Wednesday, December 22, 2021

 

We Go All Wrong

Nathaniel Hawthorne, The Marble Faun, chapter XXVI:
And, in truth, while our friend smiled at these wild fables, he sighed in the same breath to think how the once genial earth produces, in every successive generation, fewer flowers than used to gladden the preceding ones. Not that the modes and seeming possibilities of human enjoyment are rarer in our refined and softened era, (on the contrary, they never before were nearly so abundant), but that mankind are getting so far beyond the childhood of their race, that they scorn to be happy any longer. A simple and joyous character can find no place for itself among the sage and sombre figures that would put his unsophisticated cheerfulness to shame. The entire system of Man's affairs, as at present established, is built up purposely to exclude the careless and happy soul. The very children would upbraid the wretched individual who should endeavor to take life and the world as (what we might naturally suppose them meant for) a place and opportunity for enjoyment.

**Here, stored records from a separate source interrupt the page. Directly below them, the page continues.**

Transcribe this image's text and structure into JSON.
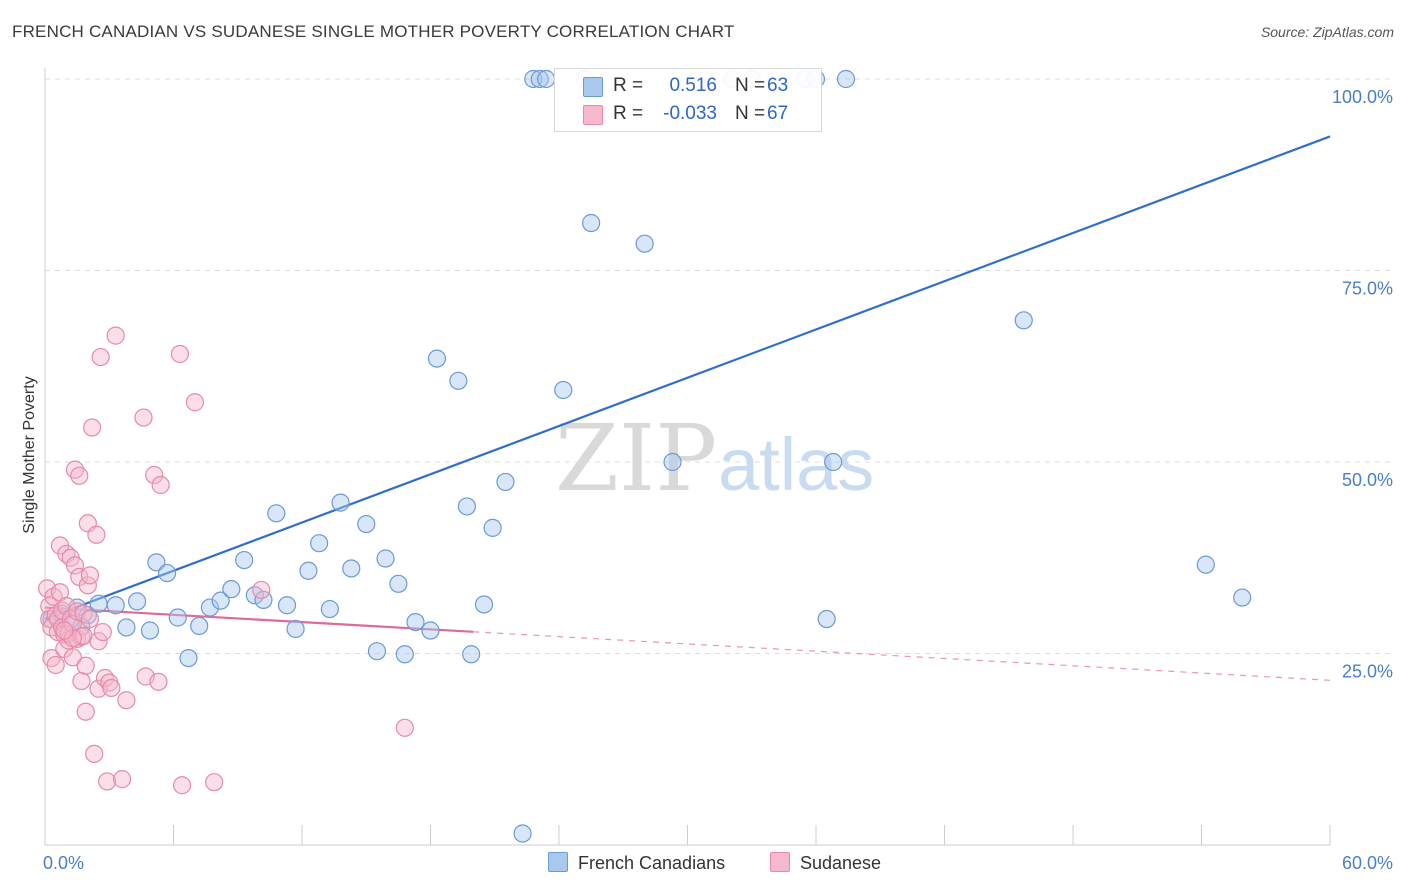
{
  "title": "FRENCH CANADIAN VS SUDANESE SINGLE MOTHER POVERTY CORRELATION CHART",
  "source": "Source: ZipAtlas.com",
  "watermark": {
    "zip": "ZIP",
    "atlas": "atlas"
  },
  "colors": {
    "blue_fill": "#a9c8ee",
    "blue_stroke": "#6a9ad8",
    "blue_line": "#2f6fcb",
    "pink_fill": "#f5b8cc",
    "pink_stroke": "#e68aa8",
    "pink_line": "#e0689a",
    "grid": "#dcdcdc",
    "tick_text": "#4a7fc8"
  },
  "legend": {
    "rows": [
      {
        "r_label": "R =",
        "r_value": "0.516",
        "n_label": "N =",
        "n_value": "63",
        "series": "blue"
      },
      {
        "r_label": "R =",
        "r_value": "-0.033",
        "n_label": "N =",
        "n_value": "67",
        "series": "pink"
      }
    ]
  },
  "bottom_legend": [
    "French Canadians",
    "Sudanese"
  ],
  "chart_data": {
    "type": "scatter",
    "title": "FRENCH CANADIAN VS SUDANESE SINGLE MOTHER POVERTY CORRELATION CHART",
    "xlabel": "",
    "ylabel": "Single Mother Poverty",
    "xlim": [
      0,
      60
    ],
    "ylim": [
      0,
      100
    ],
    "x_tick_labels": [
      "0.0%",
      "60.0%"
    ],
    "y_tick_labels": [
      "25.0%",
      "50.0%",
      "75.0%",
      "100.0%"
    ],
    "y_ticks": [
      25,
      50,
      75,
      100
    ],
    "grid": true,
    "legend_placement": "top-center",
    "series": [
      {
        "name": "French Canadians",
        "color": "blue",
        "r": 0.516,
        "n": 63,
        "trend": {
          "x": [
            0,
            60
          ],
          "y": [
            29.5,
            92.5
          ],
          "solid_until": 60
        },
        "points": [
          [
            0.3,
            29.5
          ],
          [
            0.8,
            30.2
          ],
          [
            1.2,
            28.8
          ],
          [
            1.5,
            31.0
          ],
          [
            2.0,
            30.0
          ],
          [
            2.5,
            31.5
          ],
          [
            3.3,
            31.3
          ],
          [
            3.8,
            28.4
          ],
          [
            4.3,
            31.8
          ],
          [
            4.9,
            28.0
          ],
          [
            5.2,
            36.9
          ],
          [
            5.7,
            35.5
          ],
          [
            6.2,
            29.7
          ],
          [
            6.7,
            24.4
          ],
          [
            7.2,
            28.6
          ],
          [
            7.7,
            31.0
          ],
          [
            8.2,
            31.9
          ],
          [
            8.7,
            33.4
          ],
          [
            9.3,
            37.2
          ],
          [
            9.8,
            32.6
          ],
          [
            10.2,
            32.0
          ],
          [
            10.8,
            43.3
          ],
          [
            11.3,
            31.3
          ],
          [
            11.7,
            28.2
          ],
          [
            12.3,
            35.8
          ],
          [
            12.8,
            39.4
          ],
          [
            13.3,
            30.8
          ],
          [
            13.8,
            44.7
          ],
          [
            14.3,
            36.1
          ],
          [
            15.0,
            41.9
          ],
          [
            15.5,
            25.3
          ],
          [
            15.9,
            37.4
          ],
          [
            16.5,
            34.1
          ],
          [
            16.8,
            24.9
          ],
          [
            17.3,
            29.1
          ],
          [
            18.0,
            28.0
          ],
          [
            18.3,
            63.5
          ],
          [
            19.3,
            60.6
          ],
          [
            19.7,
            44.2
          ],
          [
            19.9,
            24.9
          ],
          [
            20.5,
            31.4
          ],
          [
            20.9,
            41.4
          ],
          [
            21.5,
            47.4
          ],
          [
            22.3,
            1.5
          ],
          [
            22.8,
            100.0
          ],
          [
            23.1,
            100.0
          ],
          [
            23.4,
            100.0
          ],
          [
            24.2,
            59.4
          ],
          [
            25.2,
            100.0
          ],
          [
            25.5,
            81.2
          ],
          [
            28.0,
            78.5
          ],
          [
            29.3,
            50.0
          ],
          [
            32.1,
            100.0
          ],
          [
            33.0,
            100.0
          ],
          [
            35.5,
            100.0
          ],
          [
            36.0,
            100.0
          ],
          [
            36.5,
            29.5
          ],
          [
            36.8,
            50.0
          ],
          [
            37.4,
            100.0
          ],
          [
            45.7,
            68.5
          ],
          [
            54.2,
            36.6
          ],
          [
            55.9,
            32.3
          ],
          [
            1.7,
            28.5
          ]
        ]
      },
      {
        "name": "Sudanese",
        "color": "pink",
        "r": -0.033,
        "n": 67,
        "trend": {
          "x": [
            0,
            60
          ],
          "y": [
            31.0,
            21.5
          ],
          "solid_until": 20
        },
        "points": [
          [
            0.1,
            33.5
          ],
          [
            0.2,
            31.2
          ],
          [
            0.2,
            29.5
          ],
          [
            0.3,
            28.4
          ],
          [
            0.3,
            24.4
          ],
          [
            0.4,
            32.4
          ],
          [
            0.5,
            30.0
          ],
          [
            0.5,
            23.5
          ],
          [
            0.6,
            29.5
          ],
          [
            0.6,
            27.8
          ],
          [
            0.7,
            39.1
          ],
          [
            0.7,
            33.0
          ],
          [
            0.8,
            30.6
          ],
          [
            0.8,
            28.4
          ],
          [
            0.9,
            25.6
          ],
          [
            0.9,
            27.5
          ],
          [
            1.0,
            38.0
          ],
          [
            1.0,
            31.2
          ],
          [
            1.1,
            26.7
          ],
          [
            1.1,
            27.6
          ],
          [
            1.2,
            37.5
          ],
          [
            1.2,
            29.5
          ],
          [
            1.3,
            28.9
          ],
          [
            1.3,
            24.5
          ],
          [
            1.4,
            49.0
          ],
          [
            1.4,
            36.5
          ],
          [
            1.5,
            30.5
          ],
          [
            1.5,
            26.9
          ],
          [
            1.6,
            48.2
          ],
          [
            1.6,
            35.0
          ],
          [
            1.7,
            21.4
          ],
          [
            1.7,
            27.2
          ],
          [
            1.8,
            30.2
          ],
          [
            1.8,
            27.3
          ],
          [
            1.9,
            23.4
          ],
          [
            1.9,
            17.4
          ],
          [
            2.0,
            33.9
          ],
          [
            2.0,
            42.0
          ],
          [
            2.1,
            29.5
          ],
          [
            2.1,
            35.2
          ],
          [
            2.2,
            54.5
          ],
          [
            2.3,
            11.9
          ],
          [
            2.4,
            40.5
          ],
          [
            2.5,
            26.6
          ],
          [
            2.5,
            20.4
          ],
          [
            2.6,
            63.7
          ],
          [
            2.7,
            27.8
          ],
          [
            2.8,
            21.8
          ],
          [
            2.9,
            8.3
          ],
          [
            3.0,
            21.2
          ],
          [
            3.1,
            20.5
          ],
          [
            3.3,
            66.5
          ],
          [
            3.6,
            8.6
          ],
          [
            3.8,
            18.9
          ],
          [
            4.6,
            55.8
          ],
          [
            4.7,
            22.0
          ],
          [
            5.1,
            48.3
          ],
          [
            5.3,
            21.3
          ],
          [
            5.4,
            47.0
          ],
          [
            6.3,
            64.1
          ],
          [
            6.4,
            7.8
          ],
          [
            7.0,
            57.8
          ],
          [
            7.9,
            8.2
          ],
          [
            10.1,
            33.3
          ],
          [
            16.8,
            15.3
          ],
          [
            1.3,
            27.0
          ],
          [
            0.9,
            28.0
          ]
        ]
      }
    ]
  }
}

It is the iron rule in our day to require an object and a purpose in life. It makes us all parts of a complicated scheme of progress, which can only result in our arrival at a colder and drearier region than we were born in. It insists upon everybody's adding somewhat (a mite, perhaps, but earned by incessant effort) to an accumulated pile of usefulness, of which the only use will be, to burthen our posterity with even heavier thoughts and more inordinate labour than our own. No life now wanders like an unfettered stream; there is a mill-wheel for the tiniest rivulet to turn. We go all wrong, by too strenuous a resolution to go all right.